Un procédé jugé inefficace
Pendant trois jours, les 6 millions d'habitants que compte la Sierra Leone seront forcés de rester chez eux. L'objectif des autorités est d'identifier et d'isoler l'ensemble des patients infectés par le virus. Car le ministère de la Santé craint que de nombreuses familles, mal informées et effrayées par les rumeurs de "malades qui ne reviennent jamais", ne cachent des personnes atteintes de la fièvre hémorragique chez eux.
Du coup, 7 000 équipes "composées d'agents de santé, de militants de la société civile et d'un membre de la communauté" vont sillonner les rues du pays pour faire du porte-à-porte, d'après la présidence. Leur tâche consistera à "surveiller", "retracer les contacts", et "identifier les personnes qui présentent des symptômes de la maladie". Ces dernières seront alors conduites en ambulance dans un centre de traitement. Une opération gigantesque qui pourrait être reconduite "périodiquement jusqu'à ce que la maladie soit vaincue"
Dès l'annonce de sa mise en place, le procédé a provoqué une levée de boucliers chez Médecins sans frontières. L'ONG estime qu'"il sera extrêmement difficile aux agents de santé d’identifier présentement les cas à travers le porte-à-porte", car "cela nécessite une certaine expertise".

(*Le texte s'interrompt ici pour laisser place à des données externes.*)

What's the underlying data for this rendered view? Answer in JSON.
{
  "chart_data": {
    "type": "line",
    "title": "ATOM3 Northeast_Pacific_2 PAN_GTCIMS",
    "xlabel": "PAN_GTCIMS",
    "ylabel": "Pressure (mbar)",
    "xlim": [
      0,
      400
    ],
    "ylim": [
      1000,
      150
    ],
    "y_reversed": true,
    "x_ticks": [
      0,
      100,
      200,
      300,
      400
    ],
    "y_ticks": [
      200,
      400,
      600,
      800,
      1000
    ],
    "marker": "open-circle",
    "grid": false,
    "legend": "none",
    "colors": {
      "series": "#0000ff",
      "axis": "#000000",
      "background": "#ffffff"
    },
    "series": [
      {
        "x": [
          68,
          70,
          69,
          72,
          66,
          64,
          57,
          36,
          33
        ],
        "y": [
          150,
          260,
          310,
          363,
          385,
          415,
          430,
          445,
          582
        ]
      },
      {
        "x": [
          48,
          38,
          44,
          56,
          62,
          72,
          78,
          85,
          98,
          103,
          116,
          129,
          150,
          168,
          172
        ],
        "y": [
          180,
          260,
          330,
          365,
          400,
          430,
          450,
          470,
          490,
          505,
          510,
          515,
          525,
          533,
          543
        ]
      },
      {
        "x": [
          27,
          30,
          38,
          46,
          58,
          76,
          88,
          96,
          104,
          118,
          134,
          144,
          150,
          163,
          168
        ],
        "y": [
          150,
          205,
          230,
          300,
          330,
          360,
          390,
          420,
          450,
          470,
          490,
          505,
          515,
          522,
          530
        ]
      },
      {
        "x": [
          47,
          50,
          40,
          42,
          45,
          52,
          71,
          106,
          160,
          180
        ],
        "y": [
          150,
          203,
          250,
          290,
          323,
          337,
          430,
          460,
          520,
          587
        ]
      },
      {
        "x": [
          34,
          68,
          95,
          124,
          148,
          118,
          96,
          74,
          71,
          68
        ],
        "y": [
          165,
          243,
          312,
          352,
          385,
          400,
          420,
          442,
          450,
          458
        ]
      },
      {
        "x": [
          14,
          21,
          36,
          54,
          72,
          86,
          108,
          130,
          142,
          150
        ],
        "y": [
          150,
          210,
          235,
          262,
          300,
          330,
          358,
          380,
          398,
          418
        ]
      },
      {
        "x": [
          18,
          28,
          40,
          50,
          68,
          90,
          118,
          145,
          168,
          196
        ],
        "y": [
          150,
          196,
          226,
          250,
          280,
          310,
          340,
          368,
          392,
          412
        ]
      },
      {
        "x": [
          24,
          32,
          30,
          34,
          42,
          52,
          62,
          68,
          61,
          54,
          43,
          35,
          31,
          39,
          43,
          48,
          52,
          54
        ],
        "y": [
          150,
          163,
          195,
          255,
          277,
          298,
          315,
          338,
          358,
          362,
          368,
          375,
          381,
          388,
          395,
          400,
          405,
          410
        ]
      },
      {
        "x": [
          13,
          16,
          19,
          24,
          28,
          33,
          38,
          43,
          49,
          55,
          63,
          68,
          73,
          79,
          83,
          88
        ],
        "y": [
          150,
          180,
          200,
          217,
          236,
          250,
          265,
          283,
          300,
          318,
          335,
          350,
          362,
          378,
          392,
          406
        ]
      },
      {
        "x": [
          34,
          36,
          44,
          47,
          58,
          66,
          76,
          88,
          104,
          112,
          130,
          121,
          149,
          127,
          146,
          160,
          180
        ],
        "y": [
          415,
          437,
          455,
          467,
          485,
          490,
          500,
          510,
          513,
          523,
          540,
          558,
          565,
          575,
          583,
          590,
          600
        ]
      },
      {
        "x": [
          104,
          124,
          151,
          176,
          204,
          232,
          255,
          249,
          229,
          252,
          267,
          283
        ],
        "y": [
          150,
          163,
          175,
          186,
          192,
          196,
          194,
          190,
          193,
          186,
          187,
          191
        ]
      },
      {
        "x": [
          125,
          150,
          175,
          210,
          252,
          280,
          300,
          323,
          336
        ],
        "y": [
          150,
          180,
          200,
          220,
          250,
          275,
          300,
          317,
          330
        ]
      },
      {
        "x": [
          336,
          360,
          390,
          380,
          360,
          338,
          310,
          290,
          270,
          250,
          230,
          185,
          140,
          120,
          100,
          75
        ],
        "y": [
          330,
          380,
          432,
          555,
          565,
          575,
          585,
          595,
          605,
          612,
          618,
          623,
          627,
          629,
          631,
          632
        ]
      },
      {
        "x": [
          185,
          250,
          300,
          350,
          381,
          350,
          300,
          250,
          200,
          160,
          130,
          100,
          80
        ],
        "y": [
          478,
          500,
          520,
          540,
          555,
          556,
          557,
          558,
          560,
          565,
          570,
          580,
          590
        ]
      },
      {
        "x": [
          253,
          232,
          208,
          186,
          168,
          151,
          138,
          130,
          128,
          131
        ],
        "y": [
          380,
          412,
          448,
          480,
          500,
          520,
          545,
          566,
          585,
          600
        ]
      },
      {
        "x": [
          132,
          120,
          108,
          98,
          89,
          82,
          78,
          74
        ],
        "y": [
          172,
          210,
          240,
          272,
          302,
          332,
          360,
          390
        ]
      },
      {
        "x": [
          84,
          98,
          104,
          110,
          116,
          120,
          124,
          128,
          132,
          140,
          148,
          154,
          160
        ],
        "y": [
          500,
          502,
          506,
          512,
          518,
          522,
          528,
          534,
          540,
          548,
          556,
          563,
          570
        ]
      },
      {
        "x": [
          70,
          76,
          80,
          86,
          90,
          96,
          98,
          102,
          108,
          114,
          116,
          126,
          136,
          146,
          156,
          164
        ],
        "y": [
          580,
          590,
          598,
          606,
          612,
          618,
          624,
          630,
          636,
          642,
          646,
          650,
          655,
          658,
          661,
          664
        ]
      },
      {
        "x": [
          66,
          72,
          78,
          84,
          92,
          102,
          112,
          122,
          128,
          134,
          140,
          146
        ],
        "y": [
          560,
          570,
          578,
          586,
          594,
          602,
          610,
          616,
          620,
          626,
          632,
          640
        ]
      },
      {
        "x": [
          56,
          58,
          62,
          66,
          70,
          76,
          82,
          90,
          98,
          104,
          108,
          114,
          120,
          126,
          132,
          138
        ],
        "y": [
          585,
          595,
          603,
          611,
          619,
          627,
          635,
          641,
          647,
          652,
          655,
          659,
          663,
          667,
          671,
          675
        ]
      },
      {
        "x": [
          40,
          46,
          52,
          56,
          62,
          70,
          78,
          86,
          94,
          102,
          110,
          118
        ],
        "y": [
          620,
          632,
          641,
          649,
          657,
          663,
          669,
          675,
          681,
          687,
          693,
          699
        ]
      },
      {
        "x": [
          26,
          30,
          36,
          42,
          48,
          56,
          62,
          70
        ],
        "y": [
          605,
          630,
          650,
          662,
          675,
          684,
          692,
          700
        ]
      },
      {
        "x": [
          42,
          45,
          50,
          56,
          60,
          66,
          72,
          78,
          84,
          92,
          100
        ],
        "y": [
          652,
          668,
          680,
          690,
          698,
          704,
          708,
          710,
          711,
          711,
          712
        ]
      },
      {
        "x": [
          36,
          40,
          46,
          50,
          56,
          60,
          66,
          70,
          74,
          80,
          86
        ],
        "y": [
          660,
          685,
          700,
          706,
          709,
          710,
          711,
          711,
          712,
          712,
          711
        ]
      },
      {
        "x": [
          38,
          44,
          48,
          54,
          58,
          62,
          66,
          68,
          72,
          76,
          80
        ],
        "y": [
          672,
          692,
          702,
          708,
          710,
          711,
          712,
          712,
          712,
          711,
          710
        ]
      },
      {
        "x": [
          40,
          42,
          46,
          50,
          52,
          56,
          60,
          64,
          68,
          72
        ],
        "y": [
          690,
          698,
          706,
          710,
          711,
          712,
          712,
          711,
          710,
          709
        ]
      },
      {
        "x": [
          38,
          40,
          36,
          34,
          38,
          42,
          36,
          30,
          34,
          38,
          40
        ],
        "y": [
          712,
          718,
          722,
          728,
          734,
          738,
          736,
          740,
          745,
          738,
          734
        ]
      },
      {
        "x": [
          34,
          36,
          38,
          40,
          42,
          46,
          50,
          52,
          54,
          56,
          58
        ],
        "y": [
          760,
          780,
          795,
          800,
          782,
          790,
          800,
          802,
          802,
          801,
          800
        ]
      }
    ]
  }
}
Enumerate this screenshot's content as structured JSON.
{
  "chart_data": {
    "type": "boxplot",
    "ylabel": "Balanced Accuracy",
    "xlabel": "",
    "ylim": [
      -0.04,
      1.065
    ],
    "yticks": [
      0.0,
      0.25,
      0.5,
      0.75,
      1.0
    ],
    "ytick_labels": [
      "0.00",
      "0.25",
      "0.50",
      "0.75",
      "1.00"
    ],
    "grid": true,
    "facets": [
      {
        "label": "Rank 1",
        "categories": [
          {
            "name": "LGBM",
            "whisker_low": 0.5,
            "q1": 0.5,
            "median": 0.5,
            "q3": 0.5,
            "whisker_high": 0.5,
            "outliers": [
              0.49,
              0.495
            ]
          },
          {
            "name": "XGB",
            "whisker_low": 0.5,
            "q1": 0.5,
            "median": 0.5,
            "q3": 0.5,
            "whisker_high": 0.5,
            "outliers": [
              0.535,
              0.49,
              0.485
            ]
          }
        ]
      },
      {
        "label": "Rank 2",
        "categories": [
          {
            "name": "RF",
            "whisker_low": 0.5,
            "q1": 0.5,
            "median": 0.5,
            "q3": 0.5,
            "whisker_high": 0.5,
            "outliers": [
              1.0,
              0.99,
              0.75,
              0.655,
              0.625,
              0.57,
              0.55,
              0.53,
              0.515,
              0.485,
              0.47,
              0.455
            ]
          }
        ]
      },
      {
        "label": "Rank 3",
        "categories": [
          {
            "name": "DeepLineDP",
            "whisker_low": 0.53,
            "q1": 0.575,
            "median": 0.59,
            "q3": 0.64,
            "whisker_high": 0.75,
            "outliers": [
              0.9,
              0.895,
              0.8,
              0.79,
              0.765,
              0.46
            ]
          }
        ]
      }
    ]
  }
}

Dans une tribune publiée dans Awoko (en anglais), journal indépendant sierra-léonais, Winstanley R. Bankole Johnson, l'ancien maire de la capitale Freetown, pointe également du doigt le problème d'une possible contamination véhiculée par les équipes d'inspection: "Il faudrait s'inquiéter de savoir quand et comment chacun de ces agents a été testé pour s'assurer qu'ils n'ont pas été infectés par Ebola avant de rentrer dans chacune de nos maisons..."
Si l'Organisation mondiale de la santé (OMS) évoque avant tout une volonté d'informer la population, MSF estime que les équipes risquent de passer à côté de nombreux cas, par le simple fait que le confinement ne pourra pas être respecté par tout le monde. Selon Festus Minah, membre du Mouvement de la société civile, interrogé par Le Monde, "il pourrait être difficile pour le gouvernement d'empêcher les gens de se rendre aux champs ou de sortir pour se nourrir." C'est ce que confirme Abdulai Bah, un commerçant de Freetown, au journal local Awareness Times (en anglais) : "La plupart des habitants ne comprennent pas pourquoi on leur demande de rester chez eux".
Des moyens inadaptés
Pour mener à bien cette mission, la présidence a prévu "plusieurs ambulances et quelque 30 véhicules utilitaires". Comme le relate Awoko, 16 ambulances flambant neuves ont été livrées le 8 septembre, deux jours après l'annonce du confinement, à l'aéroport de Freetown.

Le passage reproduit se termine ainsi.